13.1 How Hard Can It Rain? (Invited Presentation)

Thursday, 10 January 2019: 1:30 PM
North 127ABC (Phoenix Convention Center - West and North Buildings)
James A. Smith, Princeton Univ., Princeton, NJ; and M. L. Baeck, L. Yang, Y. Su, M. Chaney, and R. S. Schumacher

The largest measured rainfall rate at 1-minute time scale for the US of 1875 mm/h occurred in Unionville, MD on 4 July 1956. The 19 July 1942 Smethport, PA storm produced a measured 10-minute rainfall rate of 1000 mm/h.

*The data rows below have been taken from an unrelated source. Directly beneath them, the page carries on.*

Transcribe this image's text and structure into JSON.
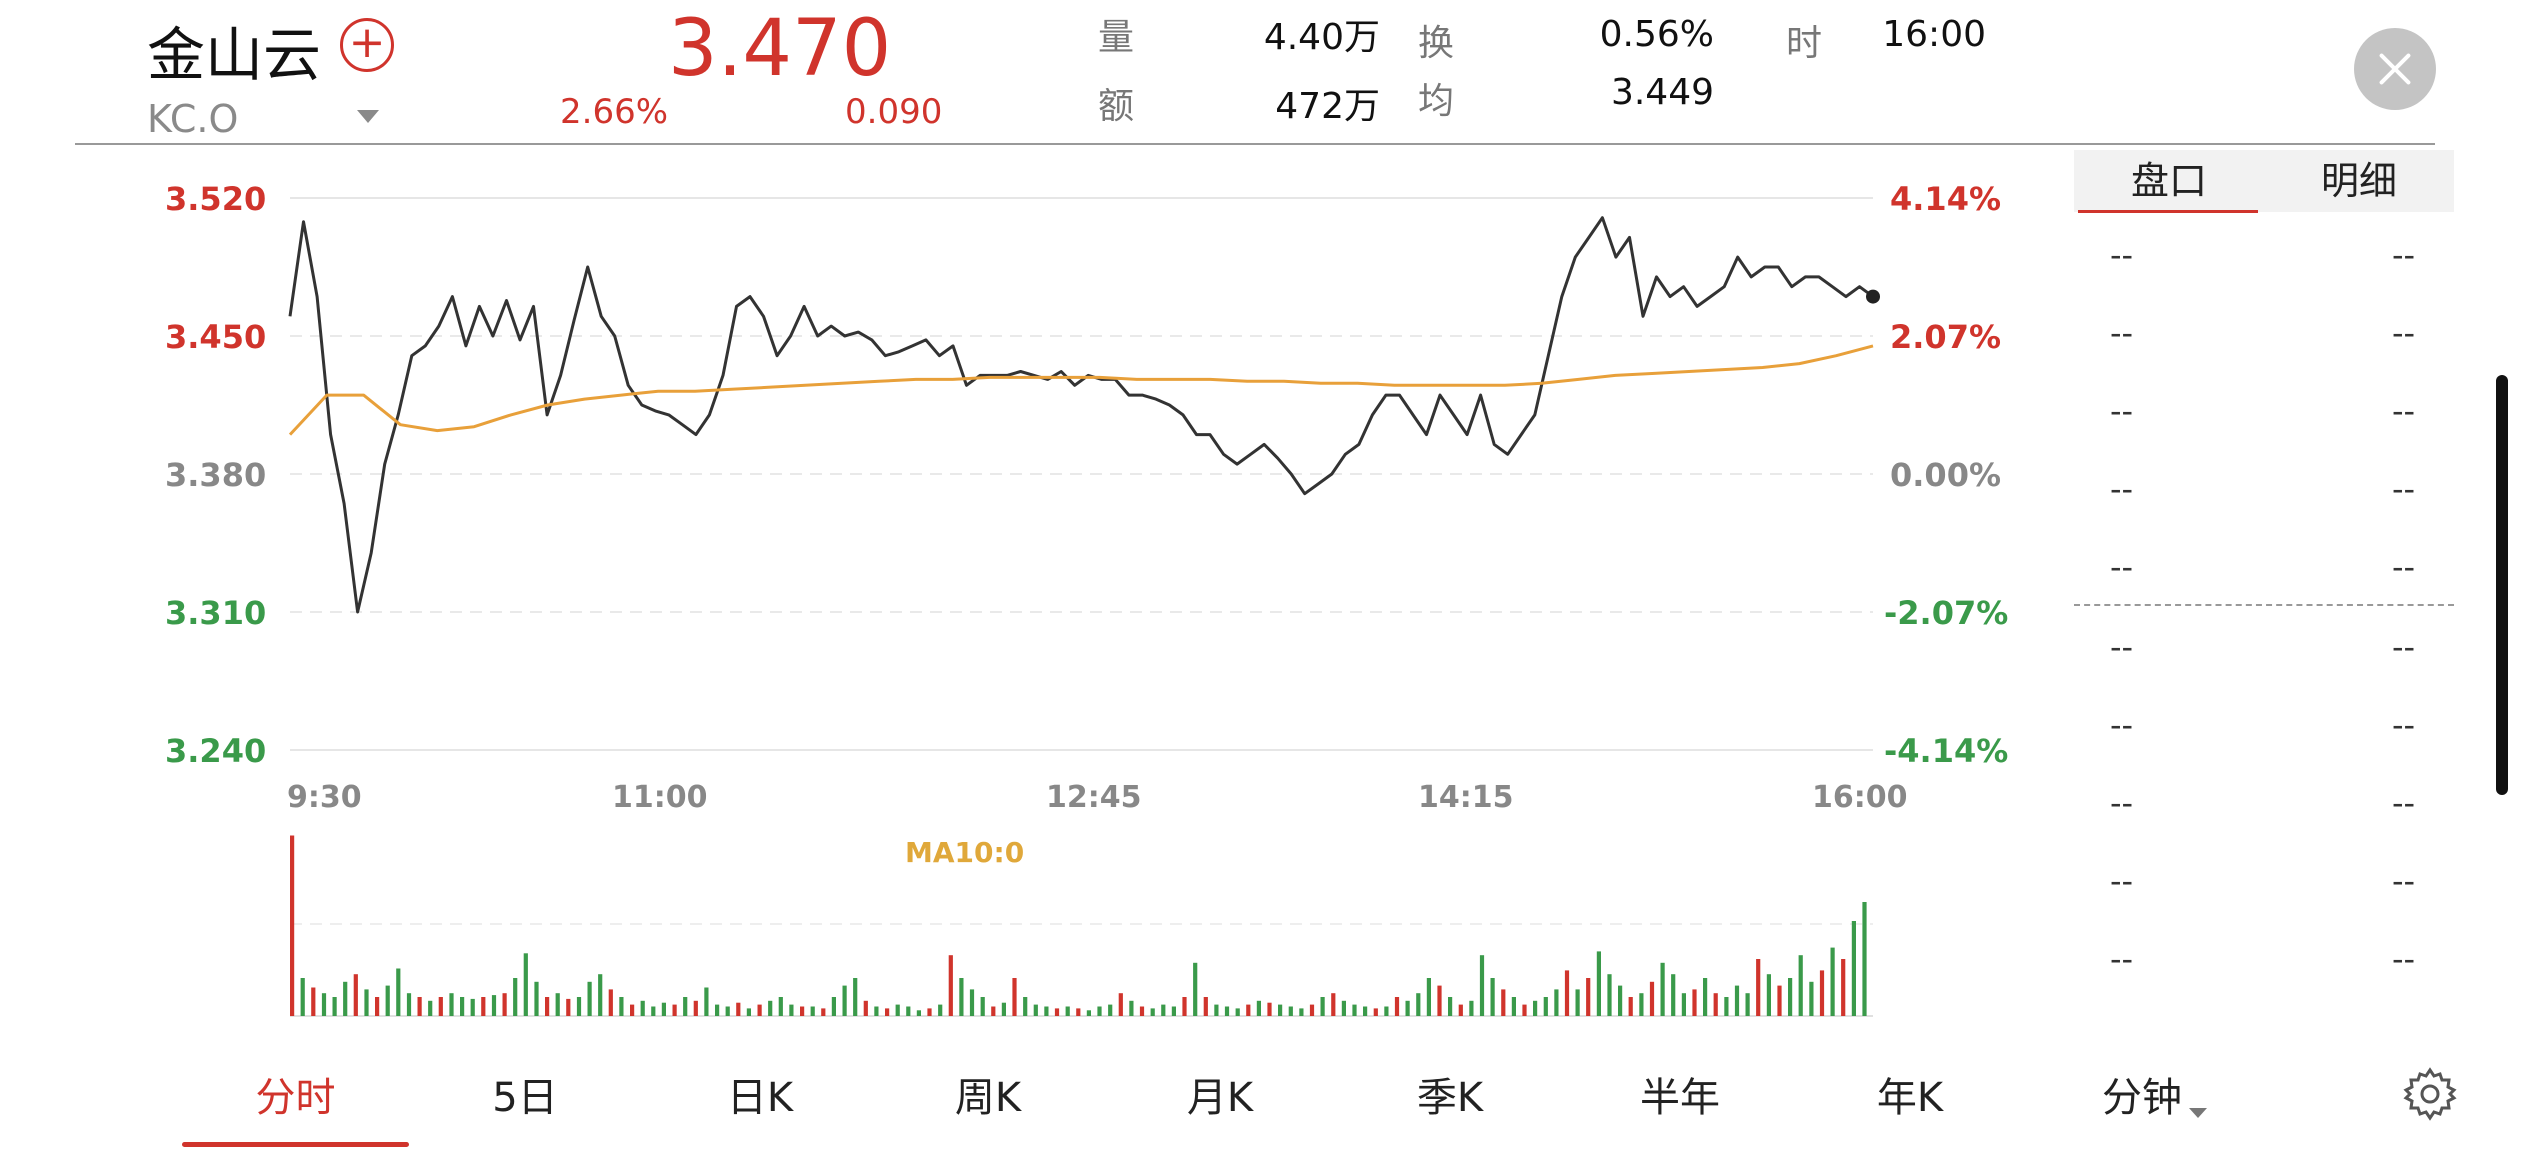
{
  "header": {
    "name": "金山云",
    "code": "KC.O",
    "price": "3.470",
    "change_pct": "2.66%",
    "change": "0.090",
    "stats": [
      {
        "label": "量",
        "value": "4.40万"
      },
      {
        "label": "额",
        "value": "472万"
      },
      {
        "label": "换",
        "value": "0.56%"
      },
      {
        "label": "均",
        "value": "3.449"
      },
      {
        "label": "时",
        "value": "16:00"
      }
    ],
    "add_icon": "plus-circle-icon",
    "close_icon": "close-icon"
  },
  "chart_data": {
    "type": "line",
    "x_ticks": [
      "9:30",
      "11:00",
      "12:45",
      "14:15",
      "16:00"
    ],
    "y_left": [
      "3.520",
      "3.450",
      "3.380",
      "3.310",
      "3.240"
    ],
    "y_right": [
      "4.14%",
      "2.07%",
      "0.00%",
      "-2.07%",
      "-4.14%"
    ],
    "ylim": [
      3.24,
      3.52
    ],
    "baseline": 3.38,
    "series": [
      {
        "name": "",
        "color": "#333333",
        "values": [
          3.46,
          3.508,
          3.47,
          3.4,
          3.365,
          3.31,
          3.34,
          3.385,
          3.41,
          3.44,
          3.445,
          3.455,
          3.47,
          3.445,
          3.465,
          3.45,
          3.468,
          3.448,
          3.465,
          3.41,
          3.43,
          3.458,
          3.485,
          3.46,
          3.45,
          3.425,
          3.415,
          3.412,
          3.41,
          3.405,
          3.4,
          3.41,
          3.43,
          3.465,
          3.47,
          3.46,
          3.44,
          3.45,
          3.465,
          3.45,
          3.455,
          3.45,
          3.452,
          3.448,
          3.44,
          3.442,
          3.445,
          3.448,
          3.44,
          3.445,
          3.425,
          3.43,
          3.43,
          3.43,
          3.432,
          3.43,
          3.428,
          3.432,
          3.425,
          3.43,
          3.428,
          3.428,
          3.42,
          3.42,
          3.418,
          3.415,
          3.41,
          3.4,
          3.4,
          3.39,
          3.385,
          3.39,
          3.395,
          3.388,
          3.38,
          3.37,
          3.375,
          3.38,
          3.39,
          3.395,
          3.41,
          3.42,
          3.42,
          3.41,
          3.4,
          3.42,
          3.41,
          3.4,
          3.42,
          3.395,
          3.39,
          3.4,
          3.41,
          3.44,
          3.47,
          3.49,
          3.5,
          3.51,
          3.49,
          3.5,
          3.46,
          3.48,
          3.47,
          3.475,
          3.465,
          3.47,
          3.475,
          3.49,
          3.48,
          3.485,
          3.485,
          3.475,
          3.48,
          3.48,
          3.475,
          3.47,
          3.475,
          3.47
        ]
      },
      {
        "name": "MA10:0",
        "color": "#e8a03a",
        "values": [
          3.4,
          3.42,
          3.42,
          3.405,
          3.402,
          3.404,
          3.41,
          3.415,
          3.418,
          3.42,
          3.422,
          3.422,
          3.423,
          3.424,
          3.425,
          3.426,
          3.427,
          3.428,
          3.428,
          3.429,
          3.429,
          3.429,
          3.429,
          3.428,
          3.428,
          3.428,
          3.427,
          3.427,
          3.426,
          3.426,
          3.425,
          3.425,
          3.425,
          3.425,
          3.426,
          3.428,
          3.43,
          3.431,
          3.432,
          3.433,
          3.434,
          3.436,
          3.44,
          3.445
        ]
      }
    ],
    "volume": {
      "label": "MA10:0",
      "bars": [
        0.95,
        0.2,
        0.15,
        0.12,
        0.1,
        0.18,
        0.22,
        0.14,
        0.1,
        0.16,
        0.25,
        0.12,
        0.1,
        0.08,
        0.1,
        0.12,
        0.1,
        0.09,
        0.1,
        0.11,
        0.12,
        0.2,
        0.33,
        0.18,
        0.1,
        0.12,
        0.09,
        0.1,
        0.18,
        0.22,
        0.14,
        0.1,
        0.06,
        0.08,
        0.05,
        0.07,
        0.06,
        0.1,
        0.08,
        0.15,
        0.06,
        0.05,
        0.07,
        0.04,
        0.06,
        0.08,
        0.1,
        0.06,
        0.05,
        0.05,
        0.04,
        0.1,
        0.16,
        0.2,
        0.08,
        0.05,
        0.04,
        0.06,
        0.05,
        0.03,
        0.04,
        0.06,
        0.32,
        0.2,
        0.14,
        0.1,
        0.05,
        0.07,
        0.2,
        0.1,
        0.06,
        0.05,
        0.04,
        0.05,
        0.04,
        0.03,
        0.05,
        0.06,
        0.12,
        0.08,
        0.05,
        0.04,
        0.06,
        0.05,
        0.1,
        0.28,
        0.1,
        0.06,
        0.05,
        0.04,
        0.06,
        0.08,
        0.07,
        0.06,
        0.05,
        0.04,
        0.06,
        0.1,
        0.12,
        0.08,
        0.06,
        0.05,
        0.04,
        0.05,
        0.1,
        0.08,
        0.12,
        0.2,
        0.16,
        0.1,
        0.06,
        0.08,
        0.32,
        0.2,
        0.14,
        0.1,
        0.06,
        0.08,
        0.1,
        0.14,
        0.24,
        0.14,
        0.2,
        0.34,
        0.22,
        0.16,
        0.1,
        0.12,
        0.18,
        0.28,
        0.22,
        0.12,
        0.14,
        0.2,
        0.12,
        0.1,
        0.16,
        0.12,
        0.3,
        0.22,
        0.16,
        0.2,
        0.32,
        0.18,
        0.24,
        0.36,
        0.3,
        0.5,
        0.6
      ]
    }
  },
  "panel": {
    "tabs": [
      "盘口",
      "明细"
    ],
    "rows": [
      [
        "--",
        "--"
      ],
      [
        "--",
        "--"
      ],
      [
        "--",
        "--"
      ],
      [
        "--",
        "--"
      ],
      [
        "--",
        "--"
      ],
      [
        "--",
        "--"
      ],
      [
        "--",
        "--"
      ],
      [
        "--",
        "--"
      ],
      [
        "--",
        "--"
      ],
      [
        "--",
        "--"
      ]
    ]
  },
  "tabs": [
    "分时",
    "5日",
    "日K",
    "周K",
    "月K",
    "季K",
    "半年",
    "年K"
  ],
  "minute_tab": "分钟",
  "settings_icon": "gear-icon"
}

The D’Hannis, Texas storm of 31 May 1935 produced the world record rainfall rate of 203 mm/h over a time interval of 2.75 hours. These and other observed storms provide evidence on how hard it can rain and how it rains hard. The observational record shows that thunderstorms are the principal agents of these extreme rainfall rates and the most intense forms of convection, supercell thunderstorms, are agents of at least some. We will formulate and examine the hypothesis that supercell thunderstorms produce the largest short-term rainfall rates in the US. We will examine the physical processes that control the maximum instantaneous point rainfall rates from supercell thunderstorms and the spatial and temporal distribution of extreme rainfall from supercell thunderstorms through analyses of polarimetric radar fields and through numerical experiments based on the Weather Research and Forecasting model. We will use these analyses to formulate a conceptual model of extreme rainfall rates from supercell thunderstorms. Analyses of the 31 May 2013 and 6 May 2015 tornadic supercell storms in Oklahoma will be used to illustrate the structure and evolution of extreme rainfall rates and the physical processes that control how hard it can rain.